Hi Clive,
> Since the set-theory basis of RDBMS actually becomes inconsistent
> in the face of even one type of null, there are many who think that
> they are all evil.
It's issues like this that bring computer science into conflict with the various communities (not just astronomy) that use computers. If the real world (or virtual, for that matter) reveals requirements for special values such as null, it should be computer science that adjusts to suit. (Seems to me I've had this discussion regarding timekeeping :-)
Or perhaps there is already some standard answer for how an RDBMS should support missing or overflow data values?
> In practice, as Mark said astronomers have long managed with just
> one type of null in FITS files.
Poorly, I think - and only IEEE floating point. For image arrays, for instance, the only coherent way to handle special valued pixels is to carry around a separate mask marking those pixels. For a table, this is equivalent to instantiating an arbitrary number of flags attached to each row or even each field in each row. Maybe the answer is just that you have to punt by preceding each per-pixel or per-field mathematical operation with several boolean conditionality checks.

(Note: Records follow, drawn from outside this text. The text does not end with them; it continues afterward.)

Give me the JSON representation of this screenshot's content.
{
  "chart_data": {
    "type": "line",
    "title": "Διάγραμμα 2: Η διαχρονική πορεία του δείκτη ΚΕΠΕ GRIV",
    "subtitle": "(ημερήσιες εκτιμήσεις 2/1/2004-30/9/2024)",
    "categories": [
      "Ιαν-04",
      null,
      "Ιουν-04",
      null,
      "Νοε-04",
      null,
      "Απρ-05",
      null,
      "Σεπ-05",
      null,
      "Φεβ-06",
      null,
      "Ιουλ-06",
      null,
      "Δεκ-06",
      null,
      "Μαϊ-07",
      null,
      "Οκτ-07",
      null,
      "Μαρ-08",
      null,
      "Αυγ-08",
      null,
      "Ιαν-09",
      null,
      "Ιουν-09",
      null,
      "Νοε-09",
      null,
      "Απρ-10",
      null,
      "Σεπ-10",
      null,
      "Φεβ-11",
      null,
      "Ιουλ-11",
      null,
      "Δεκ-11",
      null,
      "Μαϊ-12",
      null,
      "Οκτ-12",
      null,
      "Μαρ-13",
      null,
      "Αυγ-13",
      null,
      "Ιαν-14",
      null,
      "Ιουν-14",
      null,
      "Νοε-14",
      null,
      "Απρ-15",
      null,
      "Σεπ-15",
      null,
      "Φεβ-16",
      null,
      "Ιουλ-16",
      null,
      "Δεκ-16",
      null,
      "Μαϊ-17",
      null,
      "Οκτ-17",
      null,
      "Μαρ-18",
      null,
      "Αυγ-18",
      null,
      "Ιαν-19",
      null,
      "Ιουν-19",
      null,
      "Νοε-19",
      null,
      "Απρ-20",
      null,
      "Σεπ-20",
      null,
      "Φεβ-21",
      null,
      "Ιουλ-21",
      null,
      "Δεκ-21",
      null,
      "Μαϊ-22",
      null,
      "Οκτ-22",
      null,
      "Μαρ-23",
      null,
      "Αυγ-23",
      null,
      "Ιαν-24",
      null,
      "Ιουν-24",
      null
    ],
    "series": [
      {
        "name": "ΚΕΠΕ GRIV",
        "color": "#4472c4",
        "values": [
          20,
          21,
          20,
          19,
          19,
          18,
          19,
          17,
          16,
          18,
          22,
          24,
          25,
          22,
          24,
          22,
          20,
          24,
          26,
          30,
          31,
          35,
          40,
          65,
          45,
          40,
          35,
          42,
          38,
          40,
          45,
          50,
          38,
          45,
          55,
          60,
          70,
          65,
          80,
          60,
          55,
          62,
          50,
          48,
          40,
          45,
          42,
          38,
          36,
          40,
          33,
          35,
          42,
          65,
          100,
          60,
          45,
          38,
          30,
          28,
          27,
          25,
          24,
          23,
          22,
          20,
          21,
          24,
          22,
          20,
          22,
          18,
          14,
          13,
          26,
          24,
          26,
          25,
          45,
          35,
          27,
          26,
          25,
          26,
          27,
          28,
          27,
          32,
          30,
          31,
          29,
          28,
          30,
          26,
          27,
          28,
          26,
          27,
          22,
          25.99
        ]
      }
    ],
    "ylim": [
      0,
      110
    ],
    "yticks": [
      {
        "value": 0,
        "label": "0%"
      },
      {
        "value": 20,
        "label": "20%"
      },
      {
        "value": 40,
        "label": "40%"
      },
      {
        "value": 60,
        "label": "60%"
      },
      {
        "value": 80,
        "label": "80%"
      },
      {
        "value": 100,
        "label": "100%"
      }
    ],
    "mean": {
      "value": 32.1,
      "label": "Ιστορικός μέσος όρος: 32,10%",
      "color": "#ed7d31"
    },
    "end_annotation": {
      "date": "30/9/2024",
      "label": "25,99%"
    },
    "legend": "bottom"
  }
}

> I think it would be more productive to work on a standard way of
> expressing the notion of upper (or lower) limits - something which
> is so far missing from most astronomical formats.
Seems like a separate issue - overlimit/underlimit versus NaN versus no-data. Absence of evidence is not evidence of absence is not a handling error (such as a "mathematical" exception - really a failure of an algorithm or data representation in most cases).